July 03, 2020
Benchmarks play a crucial role in driving progress in AI research. They form a common goal for the research community and allow for direct comparisons between different architectures, ideas, and methods. But as research advances, static benchmarks have become limited and saturate quickly, particularly in the field of natural language processing (NLP). For instance, when the GLUE benchmark was introduced in early 2018, NLP researchers achieved human-level performance less than a year later. SuperGLUE added a new set of more difficult tasks, but it was also soon saturated as researchers built models that could achieve “superhuman” performance on the benchmark.

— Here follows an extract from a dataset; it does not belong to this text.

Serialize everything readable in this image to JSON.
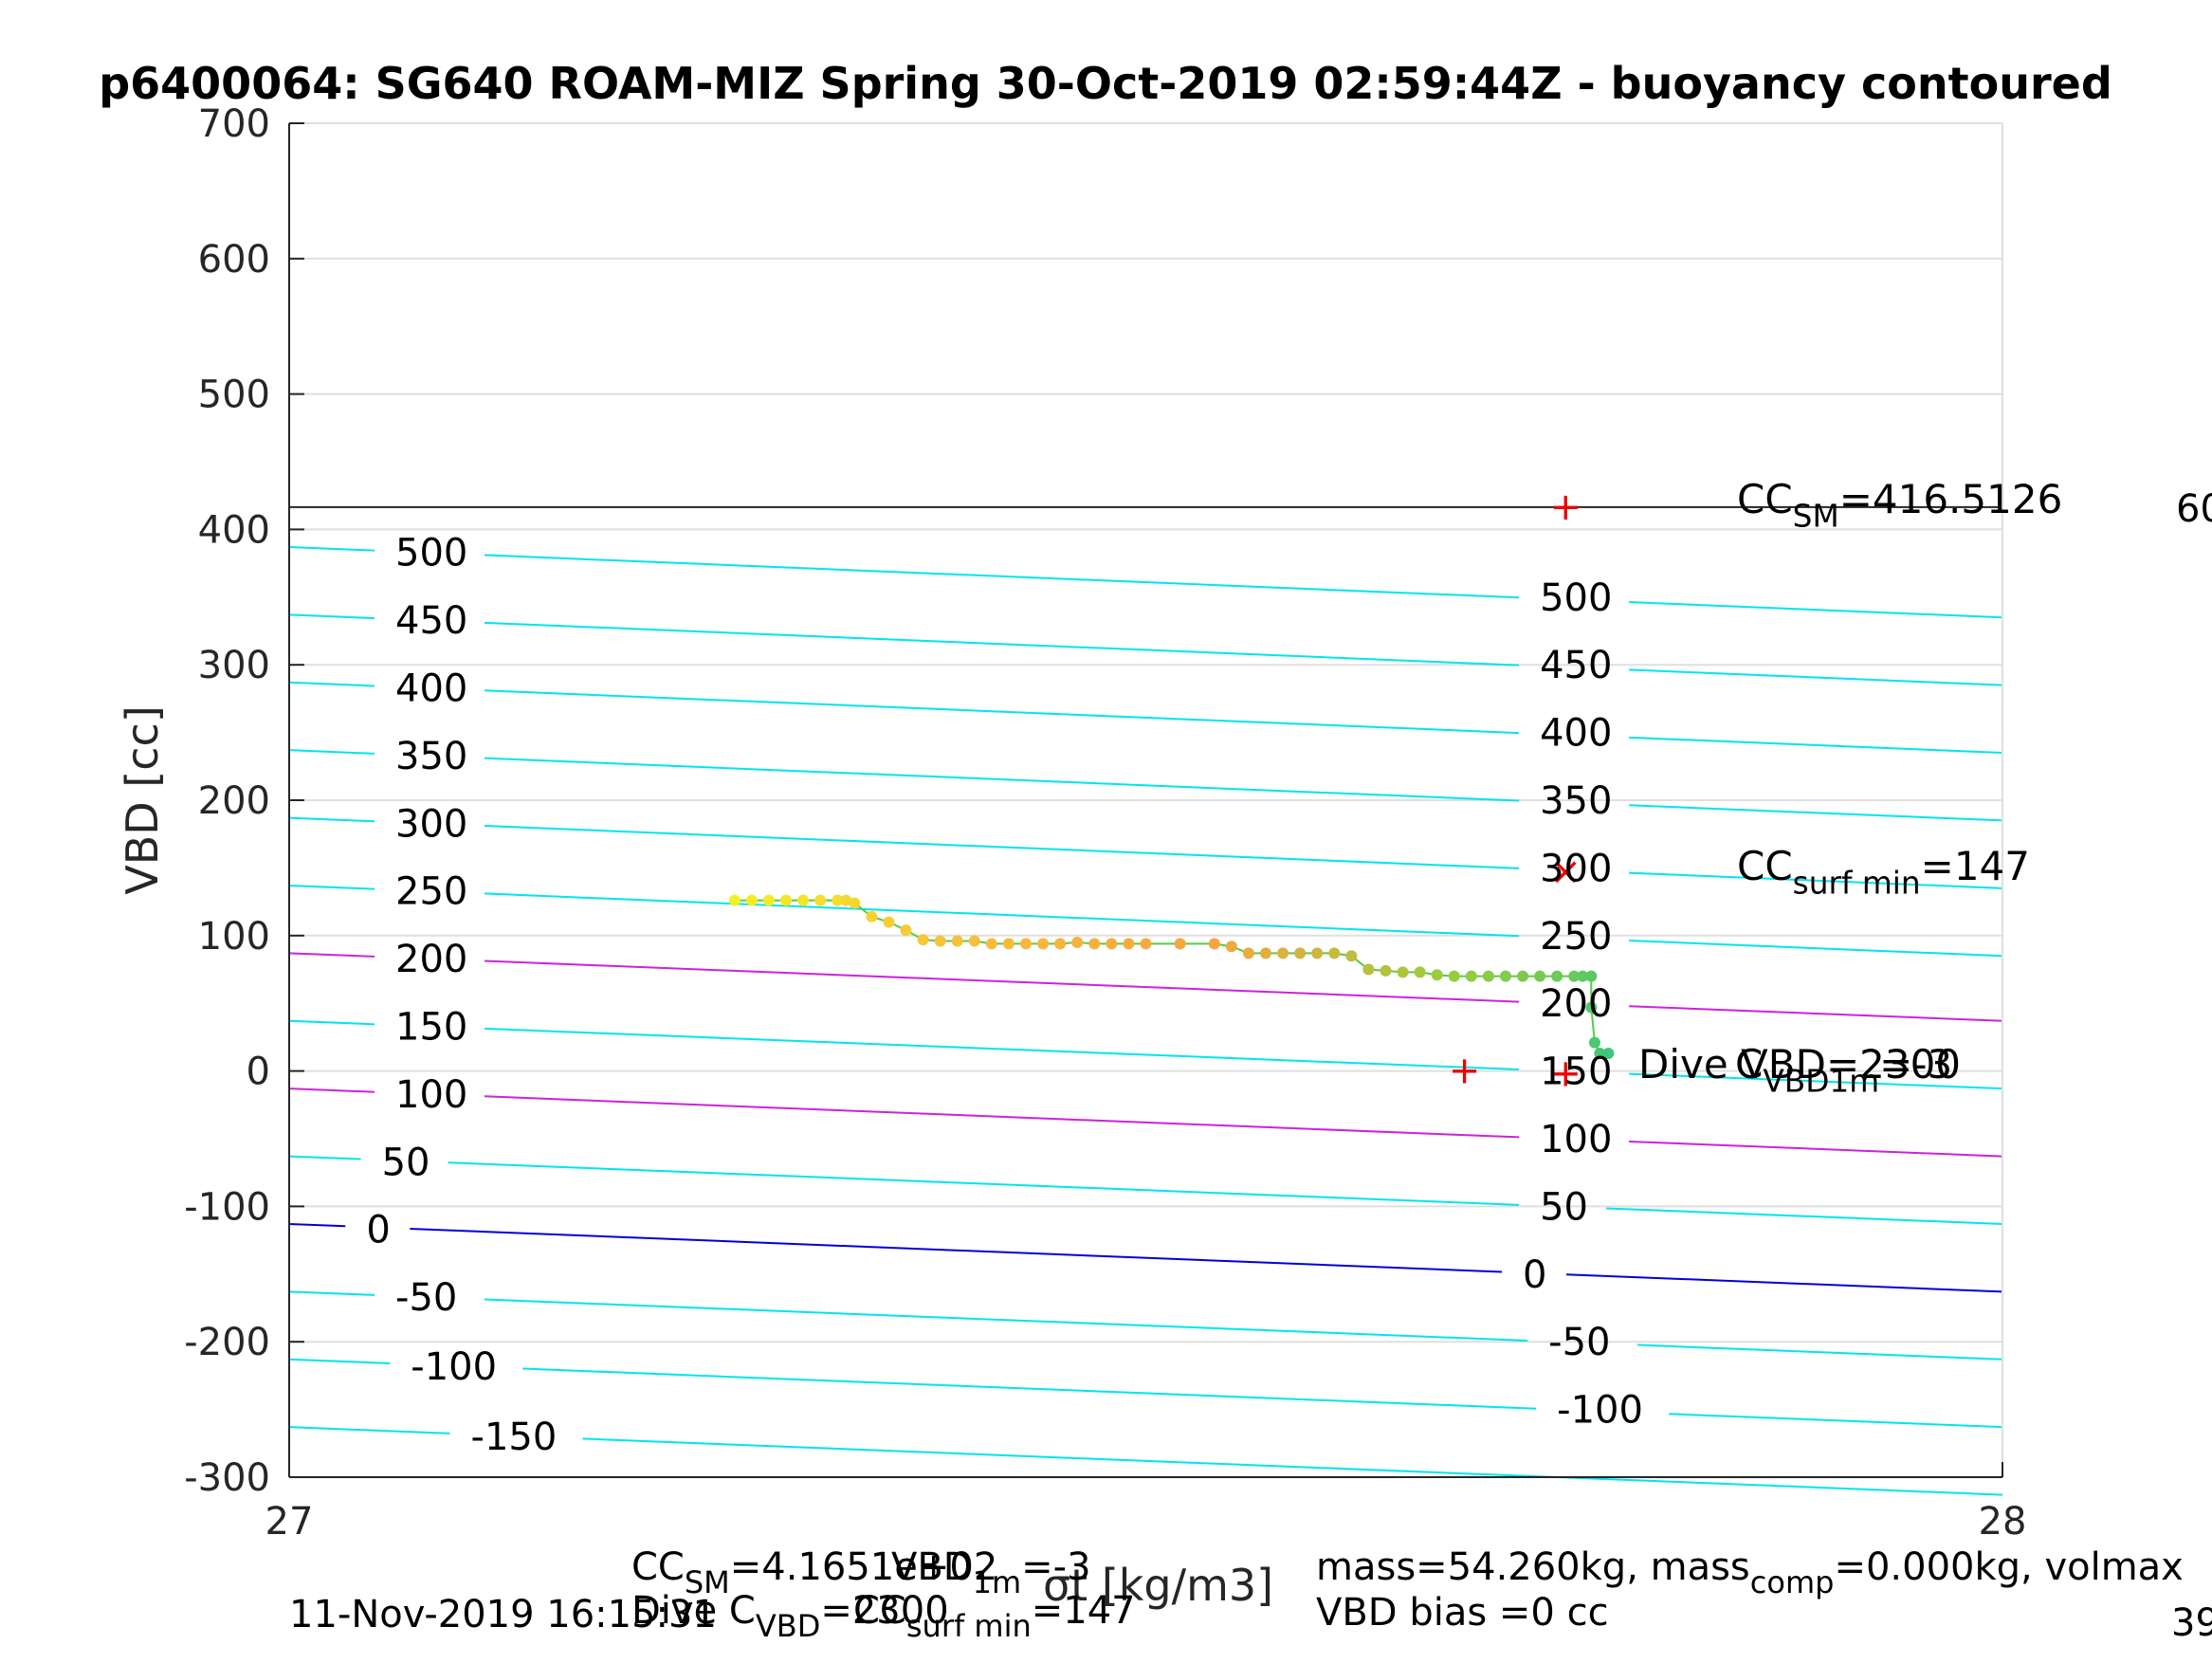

Such static benchmarks can result in building models that not only overfit on these benchmarks but also pick up on inadvertent biases that may exist, rather than truly understanding language. Famously, simply answering the number “2” in response to quantitative “How much?” questions in some QA data sets can yield unexpectedly high accuracy. While there has been rapid progress in NLP, AI systems are still far off from truly understanding natural language. This raises the question, are our benchmarks measuring the right thing? Can we make a benchmark more robust and last longer?
In order to provide a stronger NLP benchmark, we’re introducing a new large-scale data set called Adversarial Natural Language Inference (ANLI). NLI is a core task of NLP and a good proxy for judging how well AI systems understand language. The goal is to determine whether a statement can be inferred (positive entailment) from a given context. For example, the statement “Socrates is a man, and men are mortal” entails “Socrates is mortal,” while “Socrates is immortal” is a contradiction and “Socrates is a philosopher” is neutral.
We took a novel, dynamic approach to building the ANLI data set, in which human annotators purposely fool state-of-the-art models on such NLI tasks, creating valuable, new examples for training stronger models. By repeating this over several rounds, we iteratively push state-of-the-art models to improve on their weaknesses and create increasingly harder test sets. If a model overfits or learns a bias, we can add a new round of examples to challenge the model. As a result, this dynamic, iterative approach makes this task impossible to saturate and represents a new, robust challenge for the NLP community.
Our novel approach to data collection is called HAMLET (Human-and-Model-in-the-Loop-Entailment Training). We employed human annotators to write statements that purposely try to make state-of-the-art models predict the wrong label for a given context (or premise). We randomly sampled the contexts from publicly available third-party data sets. If they succeeded in fooling the model, we gave them a bigger reward, incentivizing annotators to come up with hard examples that are valuable for training more robust models. For each human-generated example that is misclassified, we also asked the annotator to provide a reason that they believe the model failed, which is then verified by another person.
We repeated the procedure over three rounds, collecting examples against different models that become increasingly stronger as they’re trained on the newly collected data. We show that this process results in annotators creating more difficult examples, which are consequently more valuable for training. The collected examples pose a dynamic challenge for current state-of-the-art systems, which perform poorly on the new data set.
Current static benchmarks are struggling to keep up with progress in NLP. With our new HAMLET approach and ANLI data set, where both models and humans are in the loop interactively, we can push state-of-the-art models toward meaningful improvements in language understanding.
Dynamic adversarial data collection helps us better measure the strength of our models. The harder it is to fool an NLU system, the stronger its ability to truly understand human-level language. Looking forward, we believe that benchmarks should not be static targets. Instead, the research community should move toward a dynamic approach of benchmarking, with current state-of-the-art models in the loop.